As to why our universe is one which supports life, nobody really knows. Some invoke the anthropic principle, but that is more of a philosophical answer than a scientific one.
> As to why our universe is one which supports life, nobody really knows.
There's an implicit distinction in this statement, between the universe and life. Really, life is part of the universe too.
I'm familiar with the anthropic principle, but it doesn't tell us whether life is a necessary outcome of the physical laws of our universe, or whether it's just one of many accidental outcomes that are not forbidden by the laws of our universe. Both of those situations satisfy the anthropic principle, but are very different.
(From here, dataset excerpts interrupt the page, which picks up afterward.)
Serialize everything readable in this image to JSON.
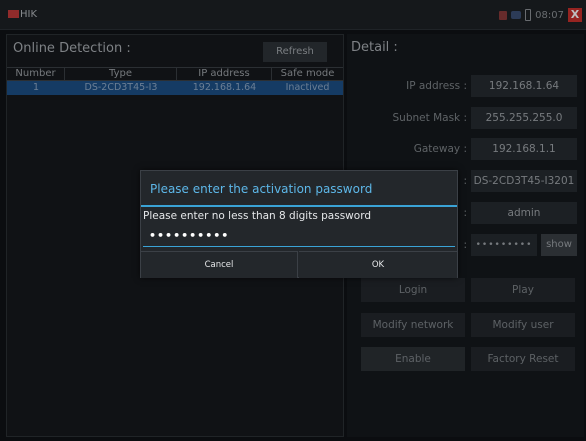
{
  "topbar": {
    "brand": "HIK",
    "time": "08:07",
    "close_label": "X"
  },
  "left": {
    "title": "Online Detection :",
    "refresh_label": "Refresh",
    "columns": [
      "Number",
      "Type",
      "IP address",
      "Safe mode"
    ],
    "rows": [
      [
        "1",
        "DS-2CD3T45-I3",
        "192.168.1.64",
        "Inactived"
      ]
    ]
  },
  "detail": {
    "title": "Detail :",
    "ip_label": "IP address :",
    "ip_value": "192.168.1.64",
    "mask_label": "Subnet Mask :",
    "mask_value": "255.255.255.0",
    "gateway_label": "Gateway :",
    "gateway_value": "192.168.1.1",
    "model_label": ":",
    "model_value": "DS-2CD3T45-I3201",
    "user_label": ":",
    "user_value": "admin",
    "password_label": ":",
    "password_value": "•••••••••",
    "show_label": "show",
    "buttons": {
      "login": "Login",
      "play": "Play",
      "modify_network": "Modify network",
      "modify_user": "Modify user",
      "enable": "Enable",
      "factory_reset": "Factory Reset"
    }
  },
  "dialog": {
    "title": "Please enter the activation password",
    "message": "Please enter no less than 8 digits password",
    "password_value": "••••••••••",
    "cancel_label": "Cancel",
    "ok_label": "OK"
  }
}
For example, we could speculate about a universe in which the nuclear strong force is stronger than it is here. Based on our theories of quantum mechanics and gravity, we can predict how that would affect, for example, star formation. Isaac Asimov explores this idea in "The Gods Themselves."
But Asimov also predicts what alien life would be like in that universe, and there he's on much shakier ground, because nothing in our theories of quantum mechanics or gravity predicts life. We don't know how chemical systems become alive...there's even not solid agreement on the definitions.
I thought the question of why life reproduces is easy to answer: things that reproduce become greater in number, and things that reproduce better become even greater in number than things that reproduce worse. Thus, the world is filled with things that reproduce really well.